À peine les chars russes franchissaient-ils la frontière ukrainienne que les agences nationales envoyaient en masse des notes, recommandations et alertes : machines à jour, sauvegardes sécurisées, etc., comme d’habitude en fait. Mais là, petit changement et de taille : bon, alors, comment dire, ce serait bien si tout le monde arrêtait d’utiliser des logiciels de sécurité russes, parce qu’on ne sait pas ce qu’ils peuvent contenir. Mais où va-t-on chercher cela ? Eugène Kaspersky avec son look de gros nounours jovial est un gars tout ce qu’il y a de sympathique, on ne va tout de même pas faire un fromage de ses quelques années au KGB tout de même ! Bon, OK, le gouvernement US avait dès 2017 interdit l’utilisation de ses outils par les administrations (et leurs fournisseurs dans certains cas, ce qui fait tout de même pas mal de monde), comme ils sont suspicieux ces Amerloques ! (Curieusement du reste, personne ne mentionne Telegram.)

L’embryon de la WWIII que nous sommes en train de vivre a fait prendre conscience à certains de la dépendance aux outils de sécurité étrangers, surtout ceux qui sentent la vodka, c’est bien, on progresse. Bon, on y va par étapes, faut pas trop brusquer les choses : avec un peu de chance, à la guerre suivante (invasion de la Pologne ? des pays baltes ? de la Finlande ?), nos dirigeants se poseront peut-être la question de la dépendance aux outils de sécurité US tout court : faudrait pas qu’on se chicane avec Biden, sinon il ne restera plus de PC en état de marche ; nous aurions du tracas jusqu’au cou.

Dans l’excellente émission d’Affaires sensibles consacrée au renseignement russe[2] et à ses activités sur le territoire français, Fabrice Drouelle dépeint un véritable tableau de barbouzes à l’ancienne, du vrai de vrai comme au temps de la Citroën DS et de L’Île aux enfants (Casimir et son gloubi boulga pour les érudits). Et c’est le moment où l’on attend 007 : que nenni, le sauveur sera, pour une fois, un RSSI. J’ai toujours trouvé injuste que les beaux rôles dans les films soient des espions surentraînés : fastoche avec les budgets qu’ils ont. Donnez au moindre des RSSI hospitaliers le quart de ce que 007 crame en un seul épisode rien qu’en Aston Martin défoncées, en notes d’hôtel et de champagne (sans même parler de ce qu’il perd systématiquement au casino), nous aussi on va vous mettre en place des firewalls rutilants, des PC avec des OS à jour (même les PC biomed, si si), des SIEM et des SOC avec des salles de contrôle dignes de Star Trek et des sondes IDS/IPS avec de l’IA mieux que dans 2001 de Kubrick.
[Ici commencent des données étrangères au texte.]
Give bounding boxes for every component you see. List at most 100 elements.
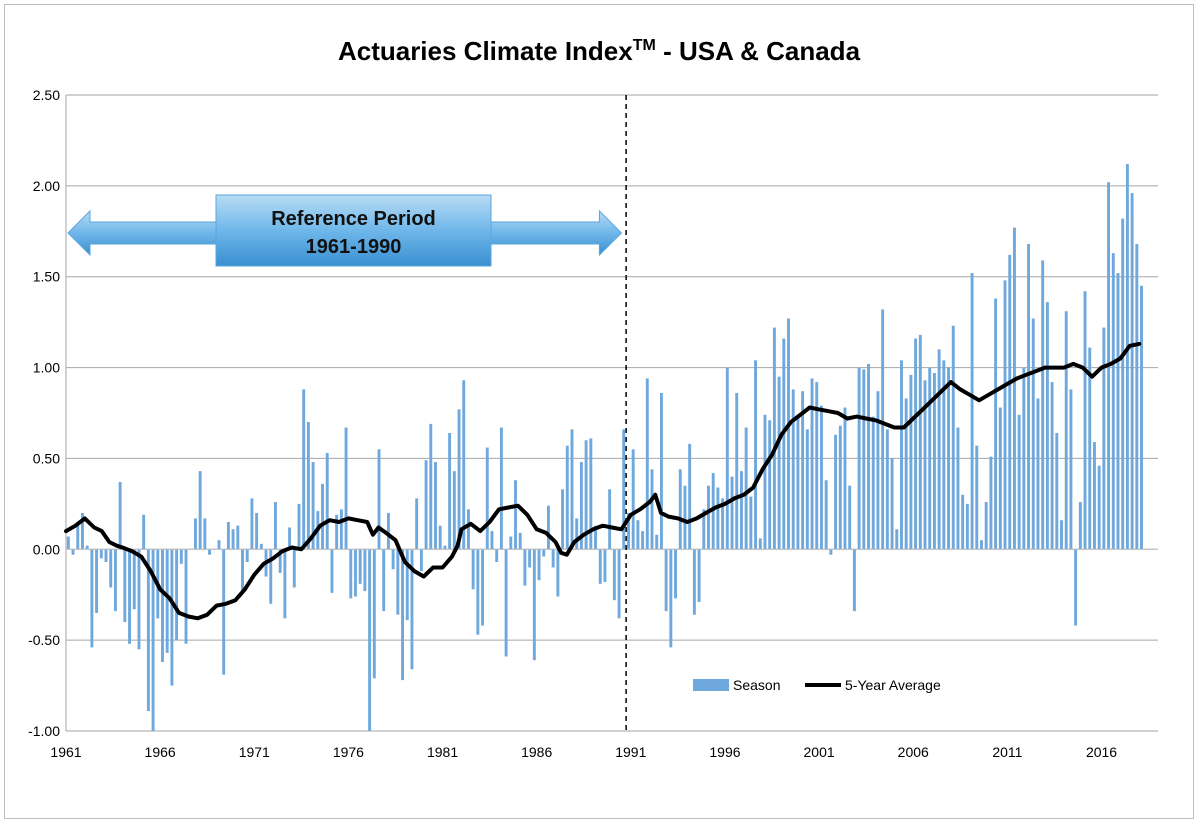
season-bar: [226, 522, 230, 550]
season-bar: [1060, 520, 1063, 550]
season-bar: [236, 525, 240, 550]
season-bar: [434, 462, 437, 550]
season-bar: [561, 489, 565, 550]
season-bar: [871, 416, 875, 550]
season-bar: [415, 498, 419, 550]
season-bar: [151, 549, 155, 731]
season-bar: [339, 509, 343, 550]
season-bar: [551, 549, 555, 568]
season-bar: [928, 367, 932, 550]
season-bar: [99, 549, 103, 559]
season-bar: [396, 549, 400, 615]
season-bar: [688, 443, 692, 550]
season-bar: [528, 549, 532, 568]
season-bar: [1097, 465, 1101, 550]
season-bar: [302, 389, 306, 550]
chart-title-suffix: - USA & Canada: [656, 36, 861, 66]
season-bar: [735, 393, 739, 550]
season-bar: [937, 349, 941, 550]
y-tick-label: 1.50: [33, 269, 60, 285]
season-bar: [876, 391, 880, 550]
season-bar: [603, 549, 607, 582]
season-bar: [518, 532, 522, 550]
legend-label-five-year-average: 5-Year Average: [845, 677, 941, 693]
x-tick-label: 1961: [50, 744, 81, 760]
season-bar: [485, 447, 489, 550]
season-bar: [1031, 318, 1035, 550]
season-bar: [137, 549, 141, 650]
season-bar: [1003, 280, 1007, 550]
season-bar: [222, 549, 226, 675]
season-bar: [1125, 164, 1129, 550]
season-bar: [1102, 327, 1106, 550]
season-bar: [565, 445, 569, 550]
season-bar: [471, 549, 475, 590]
season-bar: [203, 518, 207, 550]
season-bar: [259, 543, 263, 550]
season-bar: [834, 434, 838, 550]
x-tick-label: 2006: [898, 744, 929, 760]
season-bar: [81, 512, 84, 550]
y-tick-label: 0.50: [33, 450, 60, 466]
season-bar: [867, 363, 870, 550]
season-bar: [537, 549, 541, 581]
season-bar: [772, 327, 776, 550]
season-bar: [297, 503, 301, 550]
season-bar: [885, 429, 889, 550]
season-bar: [796, 416, 800, 550]
season-bar: [763, 414, 767, 550]
x-tick-label: 2001: [804, 744, 835, 760]
season-bar: [631, 449, 635, 550]
x-tick-label: 1991: [615, 744, 646, 760]
season-bar: [932, 373, 936, 550]
season-bar: [589, 438, 593, 550]
season-bar: [269, 549, 273, 604]
season-bar: [782, 338, 786, 550]
season-bar: [368, 549, 372, 731]
season-bar: [627, 512, 630, 550]
season-bar: [481, 549, 485, 626]
reference-period-arrow: Reference Period 1961-1990: [67, 194, 623, 267]
season-bar: [123, 549, 127, 622]
season-bar: [344, 427, 348, 550]
season-bar: [514, 480, 517, 550]
season-bar: [895, 529, 899, 550]
season-bar: [104, 549, 108, 563]
season-bar: [231, 529, 235, 550]
reference-period-years: 1961-1990: [306, 236, 402, 258]
y-tick-label: 2.50: [33, 87, 60, 103]
season-bar: [1027, 244, 1031, 550]
season-bar: [476, 549, 480, 635]
season-bars: [66, 164, 1143, 731]
season-bar: [951, 325, 955, 550]
season-bar: [113, 549, 117, 612]
season-bar: [532, 549, 536, 661]
season-bar: [250, 498, 254, 550]
season-bar: [956, 427, 960, 550]
season-bar: [499, 427, 503, 550]
season-bar: [579, 462, 583, 550]
season-bar: [791, 389, 795, 550]
reference-period-box: [215, 194, 492, 267]
season-bar: [354, 549, 357, 597]
season-bar: [1017, 414, 1021, 550]
season-bar: [942, 360, 946, 550]
season-bar: [306, 422, 310, 550]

Étonnamment, je n’ai vu passer aucune note de service sur les tentatives d’approche façon Mata Hari de RSSI de santé. Tout à fait entre nous, cela me rassure, parce que justement je dois vous laisser, je vais prendre un verre avec une blonde sculpturale qui a un très charmant accent slave et qui n’arrête pas de me dire qu’elle me trouve hyper-beau gosse quand je lui parle des règles de filtrage de mon firewall. Heureusement que ma maman m’a toujours dit : « Mon lapin (on faisait dans la métaphore animalière à la maison), avec les jolies filles, on ne parle jamais de firewalls le premier soir. »

J’ai bon ?


[1] La Fin de l’histoire et le Dernier Homme, Flammarion, 1992.